Lana ricavata dal latte, utilizzando gli scarti industriali. È questo il progetto portato avanti da un brand, Qmilk, frutto della mente di Anke Domaske, stilista e microbiologa tedesca.
Non possiamo certamente dire che l’idea sia originale, possiamo però prendere atto del fatto che il mercato si stia nuovamente orientando verso questa direzione: stiamo parlando dei tessuti creati utilizzando la caseina, la proteina del latte.

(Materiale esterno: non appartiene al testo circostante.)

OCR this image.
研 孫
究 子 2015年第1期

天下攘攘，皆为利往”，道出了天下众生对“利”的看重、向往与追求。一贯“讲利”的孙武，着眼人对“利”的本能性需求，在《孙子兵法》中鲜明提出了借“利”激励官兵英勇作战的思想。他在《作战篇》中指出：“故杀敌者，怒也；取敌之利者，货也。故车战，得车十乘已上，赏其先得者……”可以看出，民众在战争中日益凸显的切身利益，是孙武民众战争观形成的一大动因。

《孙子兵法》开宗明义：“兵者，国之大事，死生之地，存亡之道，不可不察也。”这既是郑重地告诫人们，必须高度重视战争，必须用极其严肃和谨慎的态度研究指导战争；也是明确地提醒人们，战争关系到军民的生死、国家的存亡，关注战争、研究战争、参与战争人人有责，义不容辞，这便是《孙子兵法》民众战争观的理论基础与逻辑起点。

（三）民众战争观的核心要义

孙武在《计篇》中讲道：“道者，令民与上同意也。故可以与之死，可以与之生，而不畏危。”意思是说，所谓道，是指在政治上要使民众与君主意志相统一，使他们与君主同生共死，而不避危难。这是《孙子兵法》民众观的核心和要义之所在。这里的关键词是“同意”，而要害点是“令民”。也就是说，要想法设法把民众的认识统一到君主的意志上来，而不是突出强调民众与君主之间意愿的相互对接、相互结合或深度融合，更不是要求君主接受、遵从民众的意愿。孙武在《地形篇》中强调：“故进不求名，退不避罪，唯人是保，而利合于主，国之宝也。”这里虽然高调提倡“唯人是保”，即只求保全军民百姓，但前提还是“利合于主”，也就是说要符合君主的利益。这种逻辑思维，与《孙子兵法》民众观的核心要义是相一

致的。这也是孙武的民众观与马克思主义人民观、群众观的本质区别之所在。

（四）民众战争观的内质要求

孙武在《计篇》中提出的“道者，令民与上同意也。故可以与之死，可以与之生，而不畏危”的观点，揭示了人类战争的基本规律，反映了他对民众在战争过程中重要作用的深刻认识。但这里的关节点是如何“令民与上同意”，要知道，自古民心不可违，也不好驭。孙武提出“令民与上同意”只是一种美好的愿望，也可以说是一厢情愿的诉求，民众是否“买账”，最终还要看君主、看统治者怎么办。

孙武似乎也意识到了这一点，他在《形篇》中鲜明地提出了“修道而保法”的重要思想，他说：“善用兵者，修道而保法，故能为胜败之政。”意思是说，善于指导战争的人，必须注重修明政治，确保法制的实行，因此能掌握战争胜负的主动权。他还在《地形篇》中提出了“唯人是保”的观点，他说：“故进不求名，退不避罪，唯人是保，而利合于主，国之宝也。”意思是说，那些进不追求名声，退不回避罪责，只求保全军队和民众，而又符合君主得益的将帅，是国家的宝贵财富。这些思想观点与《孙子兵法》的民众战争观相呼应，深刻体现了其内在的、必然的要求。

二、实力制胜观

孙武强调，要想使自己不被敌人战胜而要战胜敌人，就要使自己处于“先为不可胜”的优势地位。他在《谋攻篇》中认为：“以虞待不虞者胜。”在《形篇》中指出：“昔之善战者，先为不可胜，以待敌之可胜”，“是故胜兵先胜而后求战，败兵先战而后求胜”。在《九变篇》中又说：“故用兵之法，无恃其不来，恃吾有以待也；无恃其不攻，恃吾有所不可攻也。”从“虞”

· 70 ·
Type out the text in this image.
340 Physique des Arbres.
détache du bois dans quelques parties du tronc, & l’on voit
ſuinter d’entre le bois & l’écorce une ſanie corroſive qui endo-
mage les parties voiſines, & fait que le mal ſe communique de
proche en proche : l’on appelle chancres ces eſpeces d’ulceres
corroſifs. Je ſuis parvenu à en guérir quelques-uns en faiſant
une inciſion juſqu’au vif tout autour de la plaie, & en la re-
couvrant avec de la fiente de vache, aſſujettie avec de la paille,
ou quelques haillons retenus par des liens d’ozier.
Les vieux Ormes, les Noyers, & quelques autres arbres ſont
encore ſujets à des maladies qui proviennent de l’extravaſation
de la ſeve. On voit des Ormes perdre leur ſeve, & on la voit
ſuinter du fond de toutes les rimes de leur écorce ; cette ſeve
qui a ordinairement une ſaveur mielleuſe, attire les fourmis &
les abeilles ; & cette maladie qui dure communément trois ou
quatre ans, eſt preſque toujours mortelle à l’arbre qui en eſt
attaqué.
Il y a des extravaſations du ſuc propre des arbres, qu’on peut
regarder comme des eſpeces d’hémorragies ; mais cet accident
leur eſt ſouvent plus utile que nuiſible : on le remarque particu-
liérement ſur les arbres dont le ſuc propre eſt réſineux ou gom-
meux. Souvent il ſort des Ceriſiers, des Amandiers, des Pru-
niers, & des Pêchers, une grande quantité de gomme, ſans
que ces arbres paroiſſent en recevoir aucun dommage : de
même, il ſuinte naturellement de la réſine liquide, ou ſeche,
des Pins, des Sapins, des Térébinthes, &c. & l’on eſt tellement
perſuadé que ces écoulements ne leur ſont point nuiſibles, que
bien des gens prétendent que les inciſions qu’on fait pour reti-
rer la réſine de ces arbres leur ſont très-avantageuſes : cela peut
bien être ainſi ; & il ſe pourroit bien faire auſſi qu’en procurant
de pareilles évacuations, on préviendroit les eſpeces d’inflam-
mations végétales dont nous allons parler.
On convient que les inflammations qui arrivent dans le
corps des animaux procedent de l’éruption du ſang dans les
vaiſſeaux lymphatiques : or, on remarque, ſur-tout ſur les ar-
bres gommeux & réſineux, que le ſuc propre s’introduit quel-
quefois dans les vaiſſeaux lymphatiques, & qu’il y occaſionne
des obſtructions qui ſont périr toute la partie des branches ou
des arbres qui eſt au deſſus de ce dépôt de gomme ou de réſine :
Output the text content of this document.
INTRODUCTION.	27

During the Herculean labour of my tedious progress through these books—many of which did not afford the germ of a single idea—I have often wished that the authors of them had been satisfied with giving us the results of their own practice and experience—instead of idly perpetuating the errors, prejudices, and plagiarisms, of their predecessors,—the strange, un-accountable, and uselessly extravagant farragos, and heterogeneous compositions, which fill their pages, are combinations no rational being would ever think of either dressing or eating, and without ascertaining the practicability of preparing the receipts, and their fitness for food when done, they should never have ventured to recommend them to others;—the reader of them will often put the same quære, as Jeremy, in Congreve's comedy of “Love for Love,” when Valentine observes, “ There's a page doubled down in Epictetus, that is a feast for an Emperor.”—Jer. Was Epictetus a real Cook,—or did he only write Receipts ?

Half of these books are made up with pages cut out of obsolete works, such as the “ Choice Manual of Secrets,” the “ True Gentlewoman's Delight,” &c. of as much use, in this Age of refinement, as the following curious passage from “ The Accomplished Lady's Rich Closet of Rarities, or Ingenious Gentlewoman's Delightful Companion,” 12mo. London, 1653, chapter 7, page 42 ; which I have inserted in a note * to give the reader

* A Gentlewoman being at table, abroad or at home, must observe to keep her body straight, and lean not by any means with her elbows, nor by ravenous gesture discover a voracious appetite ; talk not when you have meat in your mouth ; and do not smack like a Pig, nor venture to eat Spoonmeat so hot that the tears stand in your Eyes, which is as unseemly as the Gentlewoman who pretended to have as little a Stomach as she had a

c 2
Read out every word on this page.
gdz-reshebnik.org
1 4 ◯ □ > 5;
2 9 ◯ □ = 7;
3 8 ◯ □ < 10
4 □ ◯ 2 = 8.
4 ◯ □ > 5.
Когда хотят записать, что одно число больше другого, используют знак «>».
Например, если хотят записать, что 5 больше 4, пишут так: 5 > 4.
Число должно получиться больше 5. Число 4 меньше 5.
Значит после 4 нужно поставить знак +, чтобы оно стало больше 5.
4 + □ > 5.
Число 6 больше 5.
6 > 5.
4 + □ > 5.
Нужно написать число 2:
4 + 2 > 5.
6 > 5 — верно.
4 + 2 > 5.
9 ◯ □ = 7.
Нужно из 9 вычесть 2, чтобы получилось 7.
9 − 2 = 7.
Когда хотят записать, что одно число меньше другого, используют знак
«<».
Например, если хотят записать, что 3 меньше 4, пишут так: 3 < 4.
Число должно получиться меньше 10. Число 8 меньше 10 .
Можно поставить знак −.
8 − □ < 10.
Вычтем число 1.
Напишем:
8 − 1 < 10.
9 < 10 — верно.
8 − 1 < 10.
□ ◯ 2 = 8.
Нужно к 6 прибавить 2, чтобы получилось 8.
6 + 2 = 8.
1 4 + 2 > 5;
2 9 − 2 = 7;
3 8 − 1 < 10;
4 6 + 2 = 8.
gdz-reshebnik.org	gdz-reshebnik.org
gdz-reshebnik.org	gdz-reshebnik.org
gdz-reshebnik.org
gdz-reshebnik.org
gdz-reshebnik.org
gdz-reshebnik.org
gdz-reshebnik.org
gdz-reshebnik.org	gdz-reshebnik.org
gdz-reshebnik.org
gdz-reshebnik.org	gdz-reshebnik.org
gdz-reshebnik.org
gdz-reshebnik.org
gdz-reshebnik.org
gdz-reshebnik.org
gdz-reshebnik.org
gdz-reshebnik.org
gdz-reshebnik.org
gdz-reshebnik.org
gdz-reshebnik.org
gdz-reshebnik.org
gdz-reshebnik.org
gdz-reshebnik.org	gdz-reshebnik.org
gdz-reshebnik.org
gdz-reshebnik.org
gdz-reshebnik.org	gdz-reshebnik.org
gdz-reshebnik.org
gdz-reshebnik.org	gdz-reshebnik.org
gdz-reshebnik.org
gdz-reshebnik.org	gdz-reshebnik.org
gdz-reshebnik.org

Anke Domaske, una stilista e microbiologa tedesca, da un paio di anni ha deciso di dedicare i suoi interessi a cercare una soluzione su come riutilizzare gli scarti industriali del latte, per creare vestiti. Dopo circa due anni, è riuscita a dar vita a un brand che produce non solo tessuti simili alla lana, ma anche garze e tappezzeria per automobili. Il tutto a partire dalla semplice caseina.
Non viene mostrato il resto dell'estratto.